これから遊ぼうと思っている方は参考にして頂ければ幸いです◎
『プラネットイーター』ってどんなマダミス?
商品名 | プラネットイーター |
プレイ人数 | 6人(GM不要) |
プレイ時間 | 3時間30分+α |
プレイ環境 | オフライン |
対象年齢 | 15歳~ |
ジャンル | マーダーミステリー |
発売時期 | 2023/5/20 |
サイズ | 27 x 20 x 4 cm |
版元 | snailcode |
『プラネットイーター』は、snailcode制作のパッケージ型マーダーミステリーで、宇宙船で起きた殺人事件を解き明かすSF系シナリオです。

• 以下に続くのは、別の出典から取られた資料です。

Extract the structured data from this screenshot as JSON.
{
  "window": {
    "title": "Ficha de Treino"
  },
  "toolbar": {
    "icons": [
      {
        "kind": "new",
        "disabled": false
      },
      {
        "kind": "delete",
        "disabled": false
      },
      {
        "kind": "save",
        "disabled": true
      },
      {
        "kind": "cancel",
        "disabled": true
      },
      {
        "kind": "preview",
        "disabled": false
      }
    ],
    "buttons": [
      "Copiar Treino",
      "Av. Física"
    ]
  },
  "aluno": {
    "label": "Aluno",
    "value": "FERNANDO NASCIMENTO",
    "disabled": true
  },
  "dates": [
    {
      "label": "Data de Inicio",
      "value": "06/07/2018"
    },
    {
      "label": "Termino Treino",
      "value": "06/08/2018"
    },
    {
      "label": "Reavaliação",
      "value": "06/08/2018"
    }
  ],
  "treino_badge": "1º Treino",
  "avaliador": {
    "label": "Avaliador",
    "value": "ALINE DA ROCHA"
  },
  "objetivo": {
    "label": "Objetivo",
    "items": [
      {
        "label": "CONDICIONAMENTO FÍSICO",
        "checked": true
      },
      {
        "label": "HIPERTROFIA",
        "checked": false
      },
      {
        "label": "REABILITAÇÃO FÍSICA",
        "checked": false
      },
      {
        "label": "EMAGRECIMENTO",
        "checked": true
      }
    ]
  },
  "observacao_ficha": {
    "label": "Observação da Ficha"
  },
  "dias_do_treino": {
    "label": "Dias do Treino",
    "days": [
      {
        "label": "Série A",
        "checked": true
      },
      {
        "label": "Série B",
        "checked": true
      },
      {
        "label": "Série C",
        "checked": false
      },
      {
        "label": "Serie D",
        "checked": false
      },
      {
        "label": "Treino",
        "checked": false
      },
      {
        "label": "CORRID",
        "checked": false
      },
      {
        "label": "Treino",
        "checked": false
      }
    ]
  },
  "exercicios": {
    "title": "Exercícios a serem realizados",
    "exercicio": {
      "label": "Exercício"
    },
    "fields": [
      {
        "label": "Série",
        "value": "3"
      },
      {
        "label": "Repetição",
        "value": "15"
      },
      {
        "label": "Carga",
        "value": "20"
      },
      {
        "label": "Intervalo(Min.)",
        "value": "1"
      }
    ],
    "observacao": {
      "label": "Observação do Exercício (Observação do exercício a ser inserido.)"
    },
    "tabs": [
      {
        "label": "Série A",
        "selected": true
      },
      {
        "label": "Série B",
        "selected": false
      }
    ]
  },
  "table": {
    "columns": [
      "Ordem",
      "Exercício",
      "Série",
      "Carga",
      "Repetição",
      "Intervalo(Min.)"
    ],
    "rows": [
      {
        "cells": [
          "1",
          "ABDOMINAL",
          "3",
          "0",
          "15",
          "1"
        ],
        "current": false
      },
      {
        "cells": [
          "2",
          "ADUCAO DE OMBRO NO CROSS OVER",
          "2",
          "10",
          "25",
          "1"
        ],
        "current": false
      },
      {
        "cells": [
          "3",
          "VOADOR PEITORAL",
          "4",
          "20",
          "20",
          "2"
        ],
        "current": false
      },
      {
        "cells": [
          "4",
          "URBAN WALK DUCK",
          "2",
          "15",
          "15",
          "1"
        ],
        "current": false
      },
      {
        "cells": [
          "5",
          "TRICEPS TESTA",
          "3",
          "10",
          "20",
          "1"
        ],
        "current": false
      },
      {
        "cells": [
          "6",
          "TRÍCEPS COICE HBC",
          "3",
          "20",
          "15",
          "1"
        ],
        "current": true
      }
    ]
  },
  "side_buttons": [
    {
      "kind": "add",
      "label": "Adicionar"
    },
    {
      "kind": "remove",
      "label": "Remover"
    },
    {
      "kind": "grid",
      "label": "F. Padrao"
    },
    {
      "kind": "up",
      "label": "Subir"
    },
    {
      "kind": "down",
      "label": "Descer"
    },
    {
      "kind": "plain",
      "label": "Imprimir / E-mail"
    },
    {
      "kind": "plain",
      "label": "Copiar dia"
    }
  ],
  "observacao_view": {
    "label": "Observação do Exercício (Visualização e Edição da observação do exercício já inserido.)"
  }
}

オフラインかつGMを立てることなくプレイ可能で、ゲーム参加者全員が宇宙船の乗客になりきり物語を作り上げることができます。
『プラネットイーター』のあらすじ
これは、宇宙旅行や惑星移住が一般的になった未来のお話――
コールドスリープや時空を超えたワープの技術も開発されたことにより、光年を超える長距離移動が可能となり、惑星をコロニーとして開拓して移り住む人類も増えてきた頃でした。
あなたたちは惑星間を移動中、まさにコールドスリープの最中に突如船内に警報が鳴り響き叩き起こされます。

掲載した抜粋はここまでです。